Are Democrats too risk adverse for progressive change
Charles Cooper | 3/2/2017, 12:07 p.m.
Almost eclipsed by the 2017 Academy Awards, but under the “dirty bird” skies of Atlanta, time stopped. The air thickened with two men in a pit, but only one would see the light of day. This event was the first contested Democratic National Committee chair election since 1985, and for many, predictably, not the last. In the second round, Tom Perez emerged as chairman, winning 8 percent more votes than Keith Ellison. Noticing the rancor in the air, Perez moved swiftly, motioning to suspend the rules and appoint Ellison as the deputy chair of the DNC. As they shook hands and hugged, I couldn’t help but be reminded of the staged wrestling matches my younger brother and I watched as children. As my brother would scream with excitement, I would remind him, it’s only a show.
“We don’t have the luxury to walk out of this room divided,” declared Ellison as Perez followed. “They will ask where were you in 2017 when we had the worst president in the history of the U.S?”
Who in the Black community will remember this DNC 2017 match?
According to the 2014 U.S. Census Bureau ACS study, the highest poverty rates, 46 percent, are for Black families with children, an increase from 34 percent in 2000. The Bureau of Labor Statistics shows that in the fourth quarter of 2016, the unemployment rate for Blacks over 21 years of age fell to 7.3 percent. But from the public housing of Harlem to the streets of Chicago, many would argue the true unemployment rate is much higher in the Black community, and those jobs that are available seldom lift anyone out of poverty. Not to mention the escalated tension between police and the Black community: Eric Garner took his last breath at the hand of the New York City police, trying to provide food for his family.
I wonder, as the new DNC leadership spout words such as inclusiveness and progressive agendas, does that include progressive economic policies for disenfranchised Black and Brown communities? Policies such as advocating for more opportunities for minority- and women-owned businesses enterprises and working with the MWBEs to create jobs in their communities, so we don’t have to lose another Eric Garner. Or do inclusiveness and progressive agendas not apply to economics?

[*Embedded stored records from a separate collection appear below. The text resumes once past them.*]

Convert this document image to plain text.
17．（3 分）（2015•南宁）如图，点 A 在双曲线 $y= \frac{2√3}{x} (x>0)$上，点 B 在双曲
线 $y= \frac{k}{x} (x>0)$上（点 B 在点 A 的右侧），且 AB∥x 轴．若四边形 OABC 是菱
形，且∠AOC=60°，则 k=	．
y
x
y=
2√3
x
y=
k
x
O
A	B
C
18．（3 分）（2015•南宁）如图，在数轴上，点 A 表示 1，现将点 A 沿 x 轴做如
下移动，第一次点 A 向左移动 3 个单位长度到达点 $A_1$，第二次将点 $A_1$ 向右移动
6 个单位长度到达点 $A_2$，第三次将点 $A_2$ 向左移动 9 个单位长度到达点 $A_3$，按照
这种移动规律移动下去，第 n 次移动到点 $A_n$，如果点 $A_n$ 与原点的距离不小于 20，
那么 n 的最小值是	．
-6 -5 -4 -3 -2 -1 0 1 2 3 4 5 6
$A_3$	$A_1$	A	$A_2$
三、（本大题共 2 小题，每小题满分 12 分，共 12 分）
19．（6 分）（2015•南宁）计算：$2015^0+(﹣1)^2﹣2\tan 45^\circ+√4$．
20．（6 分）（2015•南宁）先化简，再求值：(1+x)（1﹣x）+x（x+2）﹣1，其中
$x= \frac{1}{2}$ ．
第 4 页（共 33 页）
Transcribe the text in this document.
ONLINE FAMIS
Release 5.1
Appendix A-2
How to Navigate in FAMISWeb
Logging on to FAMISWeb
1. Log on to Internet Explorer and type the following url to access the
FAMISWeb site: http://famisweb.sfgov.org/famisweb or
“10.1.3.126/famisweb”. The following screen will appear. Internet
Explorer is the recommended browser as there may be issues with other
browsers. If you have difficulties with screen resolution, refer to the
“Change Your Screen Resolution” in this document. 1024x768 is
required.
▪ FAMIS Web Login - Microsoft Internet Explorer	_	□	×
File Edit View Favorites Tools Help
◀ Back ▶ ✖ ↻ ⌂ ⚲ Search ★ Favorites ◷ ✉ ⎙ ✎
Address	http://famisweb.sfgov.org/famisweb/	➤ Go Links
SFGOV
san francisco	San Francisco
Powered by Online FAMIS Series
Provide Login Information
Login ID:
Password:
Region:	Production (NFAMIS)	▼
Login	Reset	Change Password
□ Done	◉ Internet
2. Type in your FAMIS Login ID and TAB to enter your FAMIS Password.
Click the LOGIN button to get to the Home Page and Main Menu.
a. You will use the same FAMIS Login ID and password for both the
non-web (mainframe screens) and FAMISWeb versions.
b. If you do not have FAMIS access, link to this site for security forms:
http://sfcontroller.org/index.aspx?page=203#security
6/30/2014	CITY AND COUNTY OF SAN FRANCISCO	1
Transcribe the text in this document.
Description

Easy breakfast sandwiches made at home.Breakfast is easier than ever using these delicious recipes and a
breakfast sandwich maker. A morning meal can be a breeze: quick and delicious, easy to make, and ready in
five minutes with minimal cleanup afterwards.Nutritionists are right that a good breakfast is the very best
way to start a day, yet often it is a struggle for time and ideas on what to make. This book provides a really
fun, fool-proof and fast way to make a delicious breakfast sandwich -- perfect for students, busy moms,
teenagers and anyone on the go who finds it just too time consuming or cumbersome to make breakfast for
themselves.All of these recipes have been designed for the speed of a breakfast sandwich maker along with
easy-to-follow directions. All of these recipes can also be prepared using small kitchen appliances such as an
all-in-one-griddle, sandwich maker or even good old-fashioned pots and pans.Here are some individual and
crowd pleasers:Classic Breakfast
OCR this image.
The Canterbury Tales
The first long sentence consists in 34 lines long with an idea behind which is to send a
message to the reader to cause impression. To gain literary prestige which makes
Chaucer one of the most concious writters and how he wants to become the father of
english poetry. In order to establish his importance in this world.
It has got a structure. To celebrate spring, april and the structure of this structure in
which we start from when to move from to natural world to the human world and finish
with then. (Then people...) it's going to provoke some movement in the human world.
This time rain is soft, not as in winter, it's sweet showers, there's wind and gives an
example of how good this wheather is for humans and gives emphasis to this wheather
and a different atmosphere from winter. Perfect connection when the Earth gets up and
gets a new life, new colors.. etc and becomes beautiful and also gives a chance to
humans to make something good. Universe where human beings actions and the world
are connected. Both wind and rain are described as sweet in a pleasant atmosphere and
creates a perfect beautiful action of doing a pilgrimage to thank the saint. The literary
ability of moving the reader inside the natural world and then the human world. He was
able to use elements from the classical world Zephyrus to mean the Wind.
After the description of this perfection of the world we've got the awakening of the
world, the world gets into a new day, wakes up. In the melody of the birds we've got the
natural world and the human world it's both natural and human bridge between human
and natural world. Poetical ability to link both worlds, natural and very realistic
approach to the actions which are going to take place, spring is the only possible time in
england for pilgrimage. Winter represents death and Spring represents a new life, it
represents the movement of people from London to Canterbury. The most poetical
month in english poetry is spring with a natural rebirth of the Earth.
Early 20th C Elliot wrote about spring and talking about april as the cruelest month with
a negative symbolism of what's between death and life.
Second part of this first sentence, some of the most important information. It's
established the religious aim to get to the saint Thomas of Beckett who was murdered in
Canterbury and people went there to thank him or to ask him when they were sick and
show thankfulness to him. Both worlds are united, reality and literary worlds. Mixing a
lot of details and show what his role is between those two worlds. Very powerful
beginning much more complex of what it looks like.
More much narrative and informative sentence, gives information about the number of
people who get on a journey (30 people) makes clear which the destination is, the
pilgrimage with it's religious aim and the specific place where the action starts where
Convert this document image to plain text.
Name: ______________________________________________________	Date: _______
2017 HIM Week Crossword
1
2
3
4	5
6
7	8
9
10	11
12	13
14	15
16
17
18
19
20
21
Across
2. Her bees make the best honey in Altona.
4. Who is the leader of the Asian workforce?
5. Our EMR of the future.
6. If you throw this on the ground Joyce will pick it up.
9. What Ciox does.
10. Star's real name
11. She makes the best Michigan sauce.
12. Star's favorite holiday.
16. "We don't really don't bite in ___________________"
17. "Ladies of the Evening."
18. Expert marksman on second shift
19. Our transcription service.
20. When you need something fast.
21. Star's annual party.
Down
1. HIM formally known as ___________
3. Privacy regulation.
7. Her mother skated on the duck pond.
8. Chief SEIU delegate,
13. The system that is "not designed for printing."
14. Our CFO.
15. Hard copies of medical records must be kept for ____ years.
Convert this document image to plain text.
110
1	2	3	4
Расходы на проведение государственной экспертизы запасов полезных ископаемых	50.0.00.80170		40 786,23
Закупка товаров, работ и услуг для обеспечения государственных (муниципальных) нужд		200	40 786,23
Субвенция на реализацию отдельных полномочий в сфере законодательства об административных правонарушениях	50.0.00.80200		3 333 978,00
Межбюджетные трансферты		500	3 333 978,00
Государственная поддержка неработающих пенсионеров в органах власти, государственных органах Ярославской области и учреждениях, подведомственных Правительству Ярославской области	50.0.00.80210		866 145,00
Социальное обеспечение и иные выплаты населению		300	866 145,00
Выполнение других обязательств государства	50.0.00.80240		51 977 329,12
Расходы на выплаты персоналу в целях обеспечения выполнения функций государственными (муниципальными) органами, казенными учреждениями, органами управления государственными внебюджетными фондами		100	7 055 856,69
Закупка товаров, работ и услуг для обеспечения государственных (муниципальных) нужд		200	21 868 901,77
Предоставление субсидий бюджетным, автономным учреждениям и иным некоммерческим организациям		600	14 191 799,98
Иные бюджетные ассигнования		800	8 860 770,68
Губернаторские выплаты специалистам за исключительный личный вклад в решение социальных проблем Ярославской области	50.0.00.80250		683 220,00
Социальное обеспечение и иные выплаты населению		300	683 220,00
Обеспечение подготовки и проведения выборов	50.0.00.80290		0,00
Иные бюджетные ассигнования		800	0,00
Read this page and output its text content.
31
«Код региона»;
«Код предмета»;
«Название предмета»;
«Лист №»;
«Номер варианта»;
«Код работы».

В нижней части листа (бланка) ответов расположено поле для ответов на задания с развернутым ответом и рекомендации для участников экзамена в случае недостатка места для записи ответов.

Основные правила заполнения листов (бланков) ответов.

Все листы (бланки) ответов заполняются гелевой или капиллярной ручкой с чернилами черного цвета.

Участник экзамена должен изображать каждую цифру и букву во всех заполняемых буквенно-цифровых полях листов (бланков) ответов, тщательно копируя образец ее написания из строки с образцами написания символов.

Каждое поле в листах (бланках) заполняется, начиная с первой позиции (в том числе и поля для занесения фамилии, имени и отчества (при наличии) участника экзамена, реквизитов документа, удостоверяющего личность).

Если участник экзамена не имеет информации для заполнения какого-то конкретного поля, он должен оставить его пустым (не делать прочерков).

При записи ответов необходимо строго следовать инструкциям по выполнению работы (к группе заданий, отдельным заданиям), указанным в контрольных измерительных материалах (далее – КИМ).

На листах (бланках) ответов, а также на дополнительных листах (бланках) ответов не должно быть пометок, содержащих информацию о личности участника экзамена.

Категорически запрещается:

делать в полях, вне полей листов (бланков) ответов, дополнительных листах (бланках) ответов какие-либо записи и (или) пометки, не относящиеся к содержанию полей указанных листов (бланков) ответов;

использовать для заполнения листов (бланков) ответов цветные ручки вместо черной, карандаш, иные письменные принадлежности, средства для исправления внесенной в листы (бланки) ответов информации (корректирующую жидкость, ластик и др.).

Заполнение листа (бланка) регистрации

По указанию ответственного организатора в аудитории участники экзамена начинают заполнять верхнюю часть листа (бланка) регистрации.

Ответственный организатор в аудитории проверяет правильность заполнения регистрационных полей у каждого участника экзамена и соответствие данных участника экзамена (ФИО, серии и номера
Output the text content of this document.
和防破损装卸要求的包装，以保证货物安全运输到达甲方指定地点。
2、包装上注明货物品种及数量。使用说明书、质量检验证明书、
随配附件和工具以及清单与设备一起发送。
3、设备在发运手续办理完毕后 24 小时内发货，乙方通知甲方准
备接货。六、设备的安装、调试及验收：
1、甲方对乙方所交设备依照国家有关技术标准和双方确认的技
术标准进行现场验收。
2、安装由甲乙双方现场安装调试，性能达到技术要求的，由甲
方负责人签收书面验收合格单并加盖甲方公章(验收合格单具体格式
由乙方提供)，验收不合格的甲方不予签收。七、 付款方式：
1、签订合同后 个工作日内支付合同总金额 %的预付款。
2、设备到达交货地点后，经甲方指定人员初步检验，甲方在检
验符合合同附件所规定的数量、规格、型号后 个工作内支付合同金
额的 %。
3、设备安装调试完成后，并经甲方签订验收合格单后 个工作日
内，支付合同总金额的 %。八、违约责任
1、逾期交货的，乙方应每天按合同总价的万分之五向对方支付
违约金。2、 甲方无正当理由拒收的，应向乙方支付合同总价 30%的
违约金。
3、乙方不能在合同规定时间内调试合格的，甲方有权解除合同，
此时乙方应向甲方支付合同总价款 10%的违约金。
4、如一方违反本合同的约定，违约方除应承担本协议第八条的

As Queens Congresswoman Grace Meng and Bronx Assemblyman Michael Blake won their bids for DNC vice chairs and now join Perez’s administration, I am cautious but hopeful. Both Meng and Blake know this issue firsthand and could support Perez in executing a true progressive agenda, but only if the DNC means what it says.
Either way, four years go by fast, and the real Black community will either be in the room with the DNC or watching the match on television.